We are optimistic about this development, as it effectively leverages Mah Sing’s existing landbank to generate recurring income from DCs. This strategic move not only diversifies Mah Sing’s revenue streams but also opens potential for similar projects at other sites, including the MSS Business Park in Sepang. Additionally, we gather that the 42.5 acres of land at Meridin East in Johor, with up to 300MW capacity, could also be sold to DC operators.

In addition to generating recurring income, Mah Sing is projected to achieve a significant gain from the sale of 53.23 acres of land to the JV. Assuming a conservative net margin of 35%, the potential gain could be around RM120mn. However, it is worth noting that some local developers have reported net margins of up to 70% for land sales to DC operators, indicating the possibility of even higher returns.

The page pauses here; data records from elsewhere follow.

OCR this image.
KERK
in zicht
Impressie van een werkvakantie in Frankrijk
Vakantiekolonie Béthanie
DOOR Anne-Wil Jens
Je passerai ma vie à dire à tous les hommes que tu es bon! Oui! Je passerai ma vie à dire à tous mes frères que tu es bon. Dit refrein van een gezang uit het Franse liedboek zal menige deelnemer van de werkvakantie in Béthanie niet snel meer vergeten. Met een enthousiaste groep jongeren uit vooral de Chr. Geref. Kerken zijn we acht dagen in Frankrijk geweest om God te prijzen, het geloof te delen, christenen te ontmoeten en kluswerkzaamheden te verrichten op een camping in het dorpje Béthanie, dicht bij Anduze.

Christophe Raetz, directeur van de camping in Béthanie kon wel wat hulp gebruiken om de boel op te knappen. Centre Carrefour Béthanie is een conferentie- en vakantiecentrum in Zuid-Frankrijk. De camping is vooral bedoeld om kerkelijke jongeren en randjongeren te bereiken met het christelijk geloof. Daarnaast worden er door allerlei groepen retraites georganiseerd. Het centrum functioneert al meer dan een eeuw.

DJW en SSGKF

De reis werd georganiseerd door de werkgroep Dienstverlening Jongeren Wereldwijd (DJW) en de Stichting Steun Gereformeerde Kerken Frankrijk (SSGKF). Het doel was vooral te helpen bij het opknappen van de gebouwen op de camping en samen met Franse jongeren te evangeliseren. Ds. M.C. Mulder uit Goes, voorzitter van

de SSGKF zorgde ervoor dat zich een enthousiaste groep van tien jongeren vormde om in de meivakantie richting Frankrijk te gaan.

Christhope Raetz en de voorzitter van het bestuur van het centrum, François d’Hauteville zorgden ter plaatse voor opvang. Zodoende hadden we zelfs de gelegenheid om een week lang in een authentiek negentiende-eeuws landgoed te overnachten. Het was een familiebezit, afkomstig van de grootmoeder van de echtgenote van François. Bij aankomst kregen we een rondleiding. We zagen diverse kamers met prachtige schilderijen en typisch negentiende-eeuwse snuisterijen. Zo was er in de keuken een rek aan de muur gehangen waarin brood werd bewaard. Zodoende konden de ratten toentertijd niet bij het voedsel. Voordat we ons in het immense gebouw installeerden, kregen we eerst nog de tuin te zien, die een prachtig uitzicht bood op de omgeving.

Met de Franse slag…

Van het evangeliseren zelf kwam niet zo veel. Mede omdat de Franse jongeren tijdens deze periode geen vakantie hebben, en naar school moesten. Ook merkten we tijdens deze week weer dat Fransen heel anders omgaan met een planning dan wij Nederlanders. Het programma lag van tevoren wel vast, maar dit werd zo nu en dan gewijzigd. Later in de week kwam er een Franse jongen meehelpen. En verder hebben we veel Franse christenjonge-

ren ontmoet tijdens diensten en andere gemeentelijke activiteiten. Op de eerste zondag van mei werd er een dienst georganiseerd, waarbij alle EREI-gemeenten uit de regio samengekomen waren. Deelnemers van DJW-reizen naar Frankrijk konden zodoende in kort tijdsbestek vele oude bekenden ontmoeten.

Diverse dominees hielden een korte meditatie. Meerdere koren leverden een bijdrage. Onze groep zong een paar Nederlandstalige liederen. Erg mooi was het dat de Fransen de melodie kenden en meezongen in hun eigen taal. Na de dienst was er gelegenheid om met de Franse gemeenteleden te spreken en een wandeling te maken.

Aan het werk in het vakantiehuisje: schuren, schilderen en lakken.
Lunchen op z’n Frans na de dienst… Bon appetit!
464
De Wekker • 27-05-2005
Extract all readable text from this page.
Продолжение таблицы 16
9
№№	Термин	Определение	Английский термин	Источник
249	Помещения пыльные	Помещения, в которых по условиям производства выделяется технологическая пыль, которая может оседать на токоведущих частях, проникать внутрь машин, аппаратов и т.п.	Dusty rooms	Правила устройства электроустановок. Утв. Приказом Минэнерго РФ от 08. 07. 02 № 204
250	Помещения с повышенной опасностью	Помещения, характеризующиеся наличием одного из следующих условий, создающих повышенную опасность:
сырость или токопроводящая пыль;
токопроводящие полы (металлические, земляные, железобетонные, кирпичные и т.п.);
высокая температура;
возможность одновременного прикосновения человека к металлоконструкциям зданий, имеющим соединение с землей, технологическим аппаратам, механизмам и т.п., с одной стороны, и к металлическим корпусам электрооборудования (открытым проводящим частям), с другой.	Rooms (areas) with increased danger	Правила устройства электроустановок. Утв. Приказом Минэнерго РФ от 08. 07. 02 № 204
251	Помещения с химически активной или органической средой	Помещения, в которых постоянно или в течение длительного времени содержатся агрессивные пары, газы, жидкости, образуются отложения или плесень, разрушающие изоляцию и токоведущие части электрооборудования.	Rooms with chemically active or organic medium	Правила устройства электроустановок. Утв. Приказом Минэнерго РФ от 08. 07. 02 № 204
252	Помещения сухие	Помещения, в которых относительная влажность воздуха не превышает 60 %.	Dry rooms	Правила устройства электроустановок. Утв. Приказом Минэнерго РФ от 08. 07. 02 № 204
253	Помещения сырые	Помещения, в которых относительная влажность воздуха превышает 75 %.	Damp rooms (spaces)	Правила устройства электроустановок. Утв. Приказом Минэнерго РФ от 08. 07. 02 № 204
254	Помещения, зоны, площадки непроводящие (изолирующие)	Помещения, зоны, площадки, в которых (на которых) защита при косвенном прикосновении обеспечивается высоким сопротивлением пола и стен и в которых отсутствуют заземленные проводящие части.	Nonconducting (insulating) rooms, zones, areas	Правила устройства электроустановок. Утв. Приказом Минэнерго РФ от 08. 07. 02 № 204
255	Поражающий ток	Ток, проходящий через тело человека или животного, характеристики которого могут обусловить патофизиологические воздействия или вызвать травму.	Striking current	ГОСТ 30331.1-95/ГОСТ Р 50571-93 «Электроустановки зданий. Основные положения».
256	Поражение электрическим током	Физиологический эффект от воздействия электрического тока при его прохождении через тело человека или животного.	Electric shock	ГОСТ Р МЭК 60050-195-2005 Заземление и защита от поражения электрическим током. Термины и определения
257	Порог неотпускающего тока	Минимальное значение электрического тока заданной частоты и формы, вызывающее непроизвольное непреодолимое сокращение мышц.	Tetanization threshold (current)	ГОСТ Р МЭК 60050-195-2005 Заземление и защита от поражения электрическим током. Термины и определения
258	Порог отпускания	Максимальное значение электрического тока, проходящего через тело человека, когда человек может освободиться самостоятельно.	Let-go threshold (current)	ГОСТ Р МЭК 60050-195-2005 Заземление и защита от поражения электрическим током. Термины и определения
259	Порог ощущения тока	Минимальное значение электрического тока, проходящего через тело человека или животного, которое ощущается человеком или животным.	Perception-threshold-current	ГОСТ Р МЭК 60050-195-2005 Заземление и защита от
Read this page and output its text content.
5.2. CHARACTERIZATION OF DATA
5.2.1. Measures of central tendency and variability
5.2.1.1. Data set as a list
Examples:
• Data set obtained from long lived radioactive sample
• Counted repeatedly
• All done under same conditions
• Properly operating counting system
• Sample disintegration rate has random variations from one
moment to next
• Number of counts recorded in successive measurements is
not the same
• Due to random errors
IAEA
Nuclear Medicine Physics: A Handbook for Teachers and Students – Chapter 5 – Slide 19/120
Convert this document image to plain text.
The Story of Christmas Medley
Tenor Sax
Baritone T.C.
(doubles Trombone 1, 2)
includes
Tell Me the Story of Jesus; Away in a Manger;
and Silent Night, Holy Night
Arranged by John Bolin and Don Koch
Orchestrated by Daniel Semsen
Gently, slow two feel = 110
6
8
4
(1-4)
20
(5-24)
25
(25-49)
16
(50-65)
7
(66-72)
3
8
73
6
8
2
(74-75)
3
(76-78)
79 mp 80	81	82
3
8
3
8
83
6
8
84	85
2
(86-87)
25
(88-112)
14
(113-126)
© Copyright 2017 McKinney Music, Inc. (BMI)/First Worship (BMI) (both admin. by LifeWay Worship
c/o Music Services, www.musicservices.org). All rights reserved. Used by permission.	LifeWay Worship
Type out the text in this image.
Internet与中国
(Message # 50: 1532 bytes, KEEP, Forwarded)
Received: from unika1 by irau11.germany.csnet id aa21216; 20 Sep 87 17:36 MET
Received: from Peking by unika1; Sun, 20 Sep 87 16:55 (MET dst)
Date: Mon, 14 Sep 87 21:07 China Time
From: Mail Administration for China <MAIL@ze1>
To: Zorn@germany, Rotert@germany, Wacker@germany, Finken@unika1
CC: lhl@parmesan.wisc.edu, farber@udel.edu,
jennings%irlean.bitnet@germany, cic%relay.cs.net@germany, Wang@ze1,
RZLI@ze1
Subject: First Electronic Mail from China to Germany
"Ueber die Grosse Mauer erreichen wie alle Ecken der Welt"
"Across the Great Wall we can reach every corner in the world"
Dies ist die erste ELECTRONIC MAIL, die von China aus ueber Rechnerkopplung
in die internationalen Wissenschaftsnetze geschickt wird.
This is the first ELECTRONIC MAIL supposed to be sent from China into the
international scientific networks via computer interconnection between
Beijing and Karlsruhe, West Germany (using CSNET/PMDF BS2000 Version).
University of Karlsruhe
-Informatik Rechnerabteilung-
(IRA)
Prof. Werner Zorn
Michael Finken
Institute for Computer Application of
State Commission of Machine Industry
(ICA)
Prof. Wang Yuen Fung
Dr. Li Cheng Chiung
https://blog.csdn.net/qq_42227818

The 300 MW DC project is projected to generate approximately RM1.6bn in annual revenue, assuming a monthly rental rate of USD110 per kilowatt (kW). This estimate is significantly lower than Singapore’s rates of USD315-480 per kW, as reported in CBRE’s Global Data Center Trends 2024. Assuming a net margin of 15%, Mah Sing’s 20% equity stake in the JV could yield a profit share of RM48.7mn, equivalent to roughly 23% of its FY23 core earnings.

In terms of capex requirements, the development cost for the 300 MW DC is estimated to be between USD2.1bn and USD3.6bn (or RM8.6bn to RM14.8bn), based on industry benchmarks of USD7mn to USD12mn per MW. If the JV secures 70% debt financing for the project, Mah Sing’s commitment to a minimum 20% equity stake would translate to a capex requirement of RM83.5mn to RM452.5mn, after deducting the land sale proceeds of RM433.1mn from the 53.23 acres involved in the project.

We believe Mah Sing’s strong balance sheet, with a low net gearing ratio of 0.1x and a cash balance of RM911mn as of end-June 2024, positions it well to finance this venture. Additionally, a potential sale of the 42 acres of land at Meridin East could further bolster funding for the DC development. Recent land transactions in Johor for DC operators have ranged from RM90 to RM140psf, translating to potential proceeds of RM165mn to RM256mn.

Subject to BDC securing hyperscale or AI DC customers, the DC first phase is anticipated to be operational by 2026. We will include DC earnings in our model once the joint venture structure is finalised.

Impact

No change to our FY24-26 earnings forecasts.

Valuation

Incorporating the additional 200MW DC into our SOP valuation, we revise our target price to RM2.40/share, which includes a 3% ESG premium. The group’s property and existing businesses are valued at a CY25 P/Bk ratio of 1.0x. For the DC segment, we have applied a 15x EV/EBITDA multiple. While typical EV/EBITDA multiples for DC operators range between 21x and 28x, we opted for a more conservative multiple to account for the longer timeline needed for full operations and the potential uncertainties during the development phase. Maintain Buy on the stock.